Removing GREEDYDATA from Filter leaves empty "curly brace" at result?

samyo · March 14, 2019, 10:53am

hello Folks,
i have following issue, i am using Grok filter with GREEDYDATA wich i want to remove(drop it of) out of my result, this is what i used , but at result it is still giving me an empty curly brace {} wich i do not want to get it in my Result,
logfile example,
abcdefg Final Hello

i want to get as result just Hello, nothing else, see my Filter,

grok {
match => [ "message" , "%{GREEDYDATA} Final %{WORD:word}"]
}
mutate {remove_field => ["message","tags","host',"@timestamp","@version"]}

At Result it should give me just
{"word" : "Hello"}
but it gives me as follow,
{}
{"word" : "Hello"}

How can i remove this empty "{}"
thx.

Badger · March 14, 2019, 12:42pm

Are you saying that logstash produces that result? Is that the output from a rubydebug codec? Which version are you running?

samyo · March 14, 2019, 2:17pm

that is my all output about, i am using losgstash-6.3.1 version,
output {
file {
path => "C:\Users\samyo\Desktop\ELK\outputtest.log"
codec => line
}
}
i did not use the rubydebug .
the empty {} was full with "message , "@version", "host" etc, wich i deleted with mutate filter.
after deleting those , it stills print me an empty {} as result , how can i remove it from end result.

Badger · March 14, 2019, 3:48pm

The empty {} represents an event from which you have removed all the fields.
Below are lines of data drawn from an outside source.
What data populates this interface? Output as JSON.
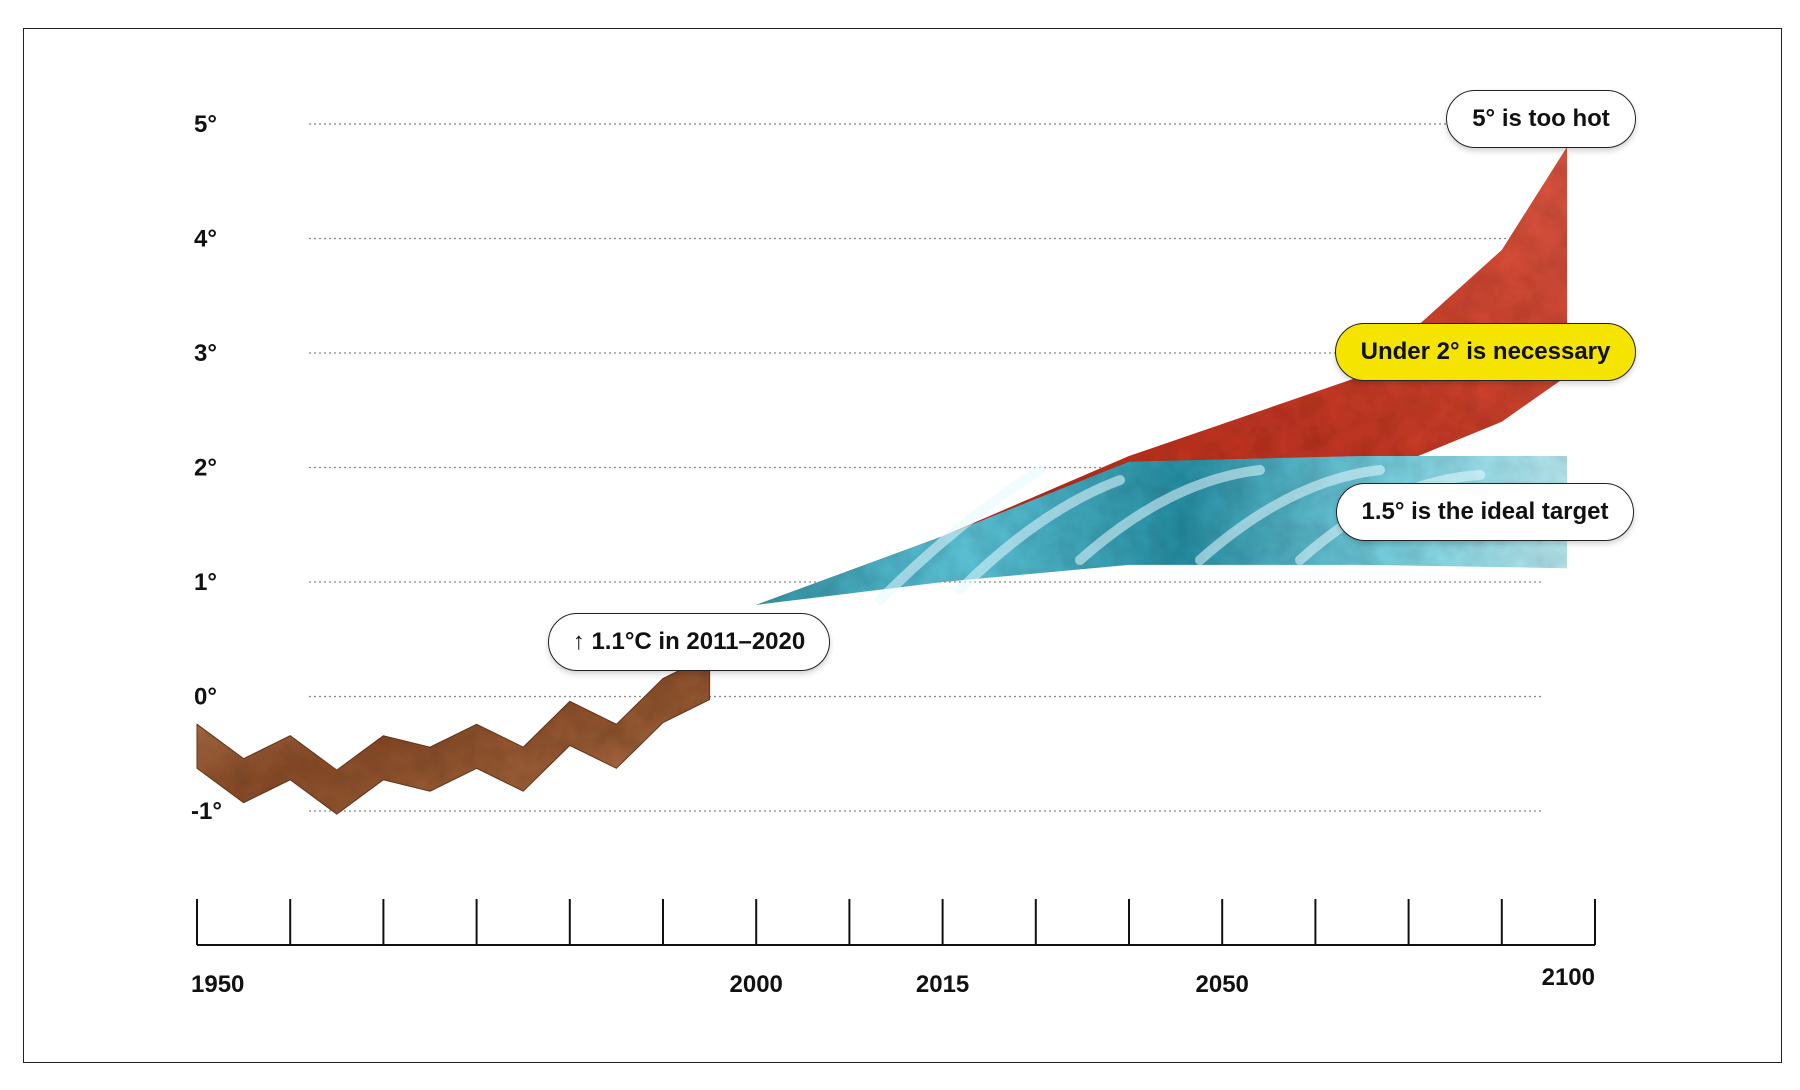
{
  "chart_data": {
    "type": "area",
    "title": "",
    "xlabel": "",
    "ylabel": "",
    "y_ticks": [
      {
        "value": 5,
        "label": "5°"
      },
      {
        "value": 4,
        "label": "4°"
      },
      {
        "value": 3,
        "label": "3°"
      },
      {
        "value": 2,
        "label": "2°"
      },
      {
        "value": 1,
        "label": "1°"
      },
      {
        "value": 0,
        "label": "0°"
      },
      {
        "value": -1,
        "label": "-1°"
      }
    ],
    "x_labels": [
      {
        "tick": 0,
        "label": "1950"
      },
      {
        "tick": 6,
        "label": "2000"
      },
      {
        "tick": 8,
        "label": "2015"
      },
      {
        "tick": 11,
        "label": "2050"
      },
      {
        "tick": 15,
        "label": "2100"
      }
    ],
    "x_tick_count": 16,
    "ylim": [
      -1,
      5
    ],
    "grid": true,
    "colors": {
      "historical": "#9a5a34",
      "high_warming": "#c5301f",
      "ideal_target": "#46b6cb",
      "callout_highlight": "#f5e300"
    },
    "series": [
      {
        "id": "historical",
        "x": [
          0,
          0.5,
          1,
          1.5,
          2,
          2.5,
          3,
          3.5,
          4,
          4.5,
          5,
          5.5
        ],
        "values": [
          -0.4,
          -0.7,
          -0.5,
          -0.8,
          -0.5,
          -0.6,
          -0.4,
          -0.6,
          -0.2,
          -0.4,
          0.0,
          0.2
        ]
      },
      {
        "id": "high_warming",
        "x": [
          5.5,
          6,
          8,
          10,
          12.5,
          14,
          14.7
        ],
        "upper": [
          0.3,
          0.8,
          1.4,
          2.1,
          2.8,
          3.9,
          4.8
        ],
        "lower": [
          0.3,
          0.8,
          1.1,
          1.7,
          1.9,
          2.4,
          2.8
        ]
      },
      {
        "id": "ideal_target",
        "x": [
          5.5,
          6,
          8,
          10,
          12.5,
          14,
          14.7
        ],
        "upper": [
          0.3,
          0.8,
          1.4,
          2.05,
          2.1,
          2.1,
          2.1
        ],
        "lower": [
          0.3,
          0.8,
          1.0,
          1.15,
          1.15,
          1.13,
          1.12
        ]
      }
    ],
    "annotations": [
      {
        "id": "hot",
        "text": "5° is too hot",
        "style": "white"
      },
      {
        "id": "necessary",
        "text": "Under 2° is necessary",
        "style": "yellow"
      },
      {
        "id": "ideal",
        "text": "1.5° is the ideal target",
        "style": "white"
      },
      {
        "id": "current",
        "text": "↑ 1.1°C in 2011–2020",
        "style": "white"
      }
    ]
  }
}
If you want to ignore lines that do not match the grok filter you could use

if "_grokparsefailure" in [tags] { drop {} }

after the grok filter.

samyo · March 15, 2019, 7:50am

thank you Badger , it works , you are the best .
thx .

system · April 12, 2019, 7:50am

This topic was automatically closed 28 days after the last reply. New replies are no longer allowed.